模型量化 Model Quantization
---

本目录包含了采用MegEngine实现的量化训练和部署的代码，包括常用的ResNet、ShuffleNet和MobileNet，其量化模型的ImageNet Top 1 准确率如下：

| Model | top1 acc (float32) | FPS* (float32) | top1 acc (int8) | FPS* (int8) |
| --- | --- | --- | --- | --- |
| ResNet18 |  69.824  | 10.5   | 69.754 | 16.3 |
| ShufflenetV1 (1.5x) | 71.954  |  17.3 | 70.656 | 25.3 |
| MobilenetV2 | 72.820  |  13.1  | 71.378 | 17.4 |

**: FPS is measured on Intel(R) Xeon(R) Gold 6130 CPU @ 2.10GHz, single 224x224 image*

*We finetune mobile models with QAT for 30 epochs, training longer may yield better accuracy*

量化模型使用时，统一读取0-255的uint8图片，减去128的均值，转化为int8，输入网络。

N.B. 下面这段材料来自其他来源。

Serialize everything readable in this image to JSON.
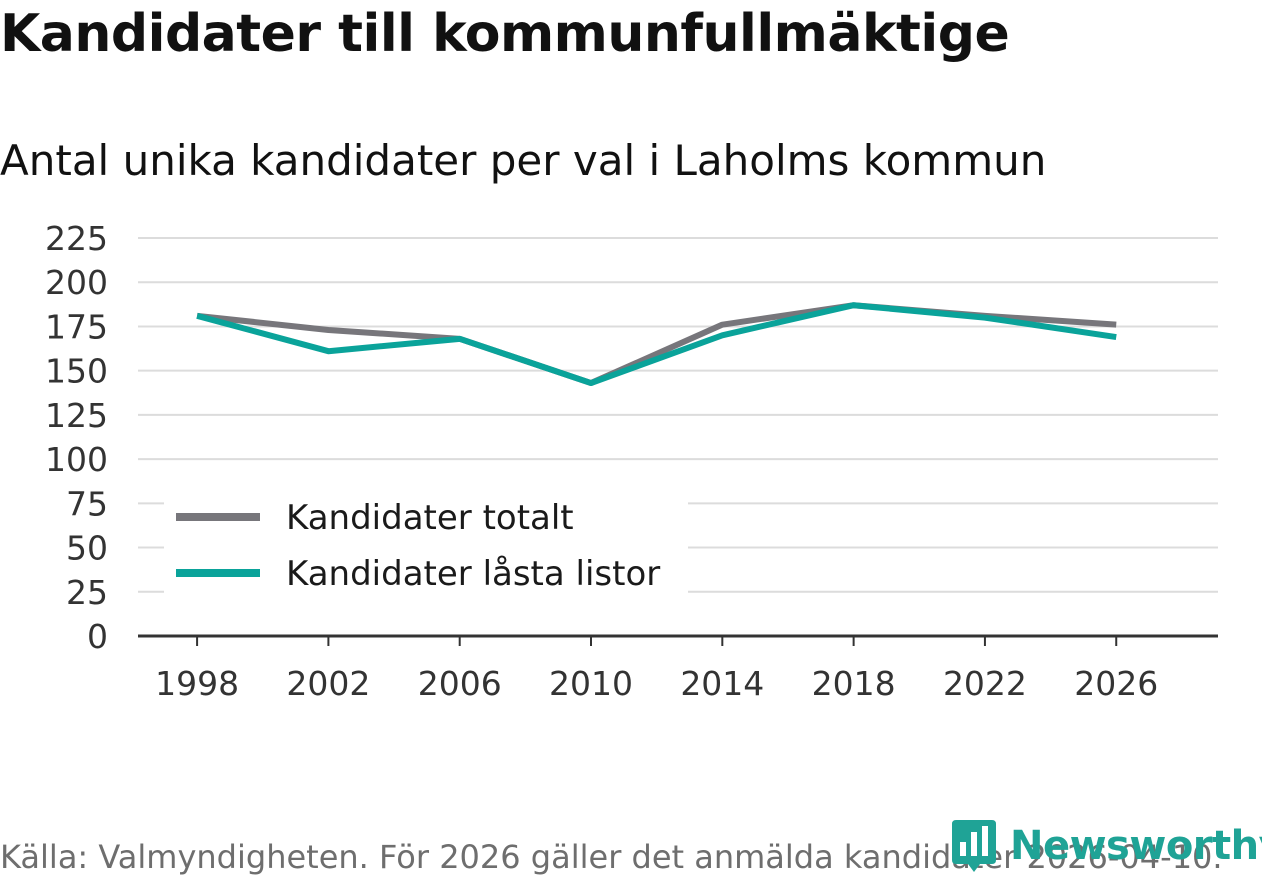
{
  "header": {
    "title": "Kandidater till kommunfullmäktige",
    "subtitle": "Antal unika kandidater per val i Laholms kommun"
  },
  "footer": {
    "source": "Källa: Valmyndigheten. För 2026 gäller det anmälda kandidater 2026-04-10."
  },
  "brand": {
    "name": "Newsworthy"
  },
  "colors": {
    "series_total": "#77767b",
    "series_locked": "#0aa39a",
    "grid": "#dcdcdc",
    "axis": "#333333",
    "brand": "#1fa396"
  },
  "chart_data": {
    "type": "line",
    "title": "Kandidater till kommunfullmäktige",
    "subtitle": "Antal unika kandidater per val i Laholms kommun",
    "xlabel": "",
    "ylabel": "",
    "x": [
      1998,
      2002,
      2006,
      2010,
      2014,
      2018,
      2022,
      2026
    ],
    "x_ticks": [
      "1998",
      "2002",
      "2006",
      "2010",
      "2014",
      "2018",
      "2022",
      "2026"
    ],
    "y_ticks": [
      "0",
      "25",
      "50",
      "75",
      "100",
      "125",
      "150",
      "175",
      "200",
      "225"
    ],
    "ylim": [
      0,
      225
    ],
    "xlim": [
      1996.2,
      2029.1
    ],
    "grid": true,
    "legend_position": "bottom-left",
    "series": [
      {
        "name": "Kandidater totalt",
        "color": "#77767b",
        "values": [
          181,
          173,
          168,
          143,
          176,
          187,
          181,
          176
        ]
      },
      {
        "name": "Kandidater låsta listor",
        "color": "#0aa39a",
        "values": [
          181,
          161,
          168,
          143,
          170,
          187,
          180,
          169
        ]
      }
    ]
  }
}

#### (Optional) Download Pretrained Models
```
wget https://data.megengine.org.cn/models/weights/mobilenet_v2_normal_72820.pkl 
wget https://data.megengine.org.cn/models/weights/mobilenet_v2_qat_71378.pkl
wget https://data.megengine.org.cn/models/weights/resnet18_normal_69824.pkl
wget https://data.megengine.org.cn/models/weights/resnet18_qat_69754.pkl
wget https://data.megengine.org.cn/models/weights/shufflenet_v1_x1_5_g3_normal_71954.pkl
wget https://data.megengine.org.cn/models/weights/shufflenet_v1_x1_5_g3_qat_70656.pkl
```

## Quantization Aware Training (QAT)

```python
import megengine.quantization as Q

model = ...

# Quantization Aware Training
Q.quantize_qat(model, qconfig=Q.ema_fakequant_qconfig)

for _ in range(...):
    train(model)
```

## Deploying Quantized Model

```python
import megengine.quantization as Q
import megengine.jit as jit

model = ...

Q.quantize_qat(model, qconfig=Q.ema_fakequant_qconfig)

# real quant
Q.quantize(model)

@jit.trace(symbolic=True):
def inference_func(x):
    return model(x)

inference_func.dump(...)
```

# HOWTO use this codebase

## Step 1. Train a fp32 model

```
python3 train.py -a resnet18 -d /path/to/imagenet --mode normal
```

## Step 2. Finetune fp32 model with quantization aware training(QAT)

```
python3 finetune.py -a resnet18 -d /path/to/imagenet --checkpoint /path/to/resnet18.normal/checkpoint.pkl --mode qat
```

## Step 2. Calibration
```
python3 finetune.py -a resnet18 -d /path/to/imagenet --checkpoint /path/to/resnet18.normal/checkpoint.pkl --mode calibration
```

## Step 3. Test QAT model on ImageNet Testset

```
python3 test.py -a resnet18 -d /path/to/imagenet --checkpoint /path/to/resnet18.qat/checkpoint.pkl --mode qat
```

or testing in quantized mode, which uses only cpu for inference and takes longer time

```
python3 test.py -a resnet18 -d /path/to/imagenet --checkpoint /path/to/resnet18.qat/checkpoint.pkl --mode quantized -n 1
```

## Step 4. Inference and dump

```
python3 inference.py -a resnet18 --checkpoint /path/to/resnet18.qat/checkpoint.pkl --mode quantized --dump
```

will feed a cat image to the network and output the classification probabilities with quantized network.

Also, set `--dump` will dump the quantized network to `resnet18.quantized.megengine` binary file.